Like Natano, Villa is also a New Zealand-born Samoan who has found his involvement in the play as a way to reconnect with his Samoan roots.

“I talk to my parents now and they’re realising that I am using more and more Samoan words,” Villa says.

“So like, even my Mum said something really nice and she was like, “oh yeah, yeah, magaia lou leo (your pronunciation is improving). 

“I’ve been really having fun working alongside other actors and even hearing their characters develop as the process continues has been fun and exciting for people to make these discoveries”.

Also finding their sense of belonging with their Samoan culture is actor Semu Filipo who plays the character Pili Tauileva.
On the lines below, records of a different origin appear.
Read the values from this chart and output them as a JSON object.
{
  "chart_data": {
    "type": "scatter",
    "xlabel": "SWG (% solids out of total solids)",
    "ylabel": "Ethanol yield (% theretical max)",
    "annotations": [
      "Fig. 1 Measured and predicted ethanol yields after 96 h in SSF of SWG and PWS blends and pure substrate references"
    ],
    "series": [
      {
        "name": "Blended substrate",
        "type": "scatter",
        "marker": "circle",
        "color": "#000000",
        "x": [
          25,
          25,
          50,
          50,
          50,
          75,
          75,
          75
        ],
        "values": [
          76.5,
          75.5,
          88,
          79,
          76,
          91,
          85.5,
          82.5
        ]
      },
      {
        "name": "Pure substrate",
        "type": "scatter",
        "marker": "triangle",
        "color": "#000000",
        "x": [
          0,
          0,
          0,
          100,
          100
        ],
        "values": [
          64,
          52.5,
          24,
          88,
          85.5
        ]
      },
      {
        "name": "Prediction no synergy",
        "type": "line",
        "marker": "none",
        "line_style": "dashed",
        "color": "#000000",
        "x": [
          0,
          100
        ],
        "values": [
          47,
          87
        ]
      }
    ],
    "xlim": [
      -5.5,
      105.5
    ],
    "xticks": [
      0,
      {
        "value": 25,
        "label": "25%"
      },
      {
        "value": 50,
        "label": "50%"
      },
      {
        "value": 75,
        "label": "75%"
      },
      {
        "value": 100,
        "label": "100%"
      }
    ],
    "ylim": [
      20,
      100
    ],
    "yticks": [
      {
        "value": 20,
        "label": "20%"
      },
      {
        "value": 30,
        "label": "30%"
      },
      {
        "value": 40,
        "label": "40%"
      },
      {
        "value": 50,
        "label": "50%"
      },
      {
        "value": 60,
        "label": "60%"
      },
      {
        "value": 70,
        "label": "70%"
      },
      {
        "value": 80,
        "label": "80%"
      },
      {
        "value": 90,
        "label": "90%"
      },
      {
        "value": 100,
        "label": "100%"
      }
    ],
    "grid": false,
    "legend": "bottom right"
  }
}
“There’s a deeper investment of myself as an actor in regards to Pilis journey. More his psyche and how he is in certain scenarios in the play and where he is”, Semu says.

A father and devoted family man, Semu has also used the play as a way of helping his children understand the Samoan culture.

“For me it’s about my integrity to faasamoa which then has an effect on my kids. They see and ask questions, and they ask questions a lot. Like why do we do this? We don’t even know that uncle, but we’re still giving?

“Because it’s the connection to the name and it’s the relationship to aiga.”

A connection that, for Natano Keni, he hopes to have with the audience.

“I hope that people will be able to look through these different roles and see the perspective of these people are linked back to the faa samoa and not saying who’s right or wrong.

“I want them to look through each of these lenses of the characters, whether it’s a character who’s moved to New Zealand, or someone that’s gone to the US, but also the people staying in Samoa, it’s looking through the lens as well and going, hey look, this is what it is!”

The play is currently on show at the ASB Waterfront Theatre, and will run right through until March 23.